神経質礼賛 3.花は紅(くれない)、柳は緑

 森田正馬(もりたまさたけ)先生は、患者さんの指導の際によく禅の言葉を応用して使われていた。これは能の中でも用いられる言葉で、本来は「柳は緑、花は紅」なのであるが、花を先に出した方が印象的であり、言葉の勢いもよいためか、しばしばこの語順になっている(白揚社:森田正馬全集 第4巻p.164、第5巻p.101p.643p.684、第7巻p.532)。私の恩師、大原健士郎先生も、退院間近の患者さんから求められて、色紙によく「花は紅、柳は緑」と書かれていた。しかし、原典で柳の方が先であることを意識されて、ある時から「柳は緑、花は紅」に改められた。

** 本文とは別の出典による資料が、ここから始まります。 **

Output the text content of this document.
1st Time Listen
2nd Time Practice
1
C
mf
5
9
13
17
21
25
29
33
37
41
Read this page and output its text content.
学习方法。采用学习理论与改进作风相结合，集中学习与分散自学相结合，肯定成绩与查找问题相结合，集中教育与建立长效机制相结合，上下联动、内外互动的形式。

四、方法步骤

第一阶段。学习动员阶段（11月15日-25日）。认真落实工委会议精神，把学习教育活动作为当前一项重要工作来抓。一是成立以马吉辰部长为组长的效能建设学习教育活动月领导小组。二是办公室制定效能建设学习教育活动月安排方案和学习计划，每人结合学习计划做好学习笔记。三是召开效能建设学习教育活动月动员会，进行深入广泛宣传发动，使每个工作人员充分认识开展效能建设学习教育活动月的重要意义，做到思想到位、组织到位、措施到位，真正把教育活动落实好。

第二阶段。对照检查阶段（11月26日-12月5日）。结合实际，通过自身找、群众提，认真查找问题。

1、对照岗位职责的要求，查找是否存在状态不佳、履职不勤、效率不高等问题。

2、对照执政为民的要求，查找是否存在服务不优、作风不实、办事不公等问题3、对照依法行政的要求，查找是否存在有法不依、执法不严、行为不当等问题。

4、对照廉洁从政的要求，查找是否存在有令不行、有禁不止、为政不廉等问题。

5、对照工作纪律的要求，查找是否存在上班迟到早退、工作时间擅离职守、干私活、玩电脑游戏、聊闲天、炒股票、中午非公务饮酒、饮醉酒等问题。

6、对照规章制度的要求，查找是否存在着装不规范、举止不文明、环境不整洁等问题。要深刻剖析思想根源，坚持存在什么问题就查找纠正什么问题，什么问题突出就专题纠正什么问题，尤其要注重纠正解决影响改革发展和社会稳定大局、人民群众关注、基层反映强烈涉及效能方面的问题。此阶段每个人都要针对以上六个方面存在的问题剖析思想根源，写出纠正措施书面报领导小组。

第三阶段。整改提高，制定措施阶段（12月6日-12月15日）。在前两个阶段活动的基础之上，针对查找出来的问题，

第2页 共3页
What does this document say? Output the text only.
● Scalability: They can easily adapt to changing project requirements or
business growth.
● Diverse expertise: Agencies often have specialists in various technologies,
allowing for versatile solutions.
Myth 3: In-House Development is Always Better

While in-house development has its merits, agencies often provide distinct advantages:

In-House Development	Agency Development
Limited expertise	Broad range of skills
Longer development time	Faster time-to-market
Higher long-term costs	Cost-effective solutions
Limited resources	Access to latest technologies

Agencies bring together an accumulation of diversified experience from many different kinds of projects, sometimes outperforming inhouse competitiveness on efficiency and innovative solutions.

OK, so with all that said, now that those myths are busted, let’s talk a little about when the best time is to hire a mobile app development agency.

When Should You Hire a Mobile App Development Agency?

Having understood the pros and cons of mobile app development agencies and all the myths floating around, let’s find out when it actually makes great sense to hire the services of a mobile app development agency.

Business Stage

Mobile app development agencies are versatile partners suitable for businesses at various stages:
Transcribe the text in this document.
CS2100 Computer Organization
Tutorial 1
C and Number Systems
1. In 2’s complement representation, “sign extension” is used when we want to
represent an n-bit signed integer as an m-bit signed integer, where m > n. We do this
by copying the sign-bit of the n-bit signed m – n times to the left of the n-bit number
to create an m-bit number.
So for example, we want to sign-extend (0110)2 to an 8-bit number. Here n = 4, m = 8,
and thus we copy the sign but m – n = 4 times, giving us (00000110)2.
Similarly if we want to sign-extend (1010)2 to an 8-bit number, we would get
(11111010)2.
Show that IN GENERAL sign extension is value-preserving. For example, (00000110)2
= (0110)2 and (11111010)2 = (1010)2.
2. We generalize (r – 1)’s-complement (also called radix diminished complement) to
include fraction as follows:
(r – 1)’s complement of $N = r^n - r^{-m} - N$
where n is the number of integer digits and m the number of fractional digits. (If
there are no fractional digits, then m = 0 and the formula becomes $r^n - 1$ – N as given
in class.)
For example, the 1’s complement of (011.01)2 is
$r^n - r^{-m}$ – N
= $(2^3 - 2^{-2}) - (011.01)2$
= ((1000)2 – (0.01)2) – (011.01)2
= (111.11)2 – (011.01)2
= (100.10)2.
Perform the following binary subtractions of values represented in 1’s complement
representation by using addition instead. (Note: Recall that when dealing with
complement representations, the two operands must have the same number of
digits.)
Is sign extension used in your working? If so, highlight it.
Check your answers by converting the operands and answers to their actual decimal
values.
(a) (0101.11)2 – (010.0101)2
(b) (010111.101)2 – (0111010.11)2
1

夏は暑く、冬は寒いのと同様、花は紅、柳は緑で、どうにもならない事実であり、あるがまま、ということである。私は、もう一歩進めて、この言葉で、「花」は外向的で積極的な人の象徴、「柳」は神経質な人の象徴と考えてもいいのではないかと思う。桜に代表される「花」は鮮やかで咲いている時は注目されるがその期間は長くはない。「柳」は地味ではあるが一年中その風情を愉しませてくれる。台風が来ても、強風に枝をなびかせながら、枝葉を残す。渋い名脇役のような存在でもある。私も含めて神経質人間は、「自分は気が小さくて情けない」「何とか大胆になれないものだろうか」と考えがちだが、「柳」が「花」になれないのと同様、どうにも仕方ない。しかし、神経質にはその美点があるのだから、神経質の持ち味を生かしていけばよいのである。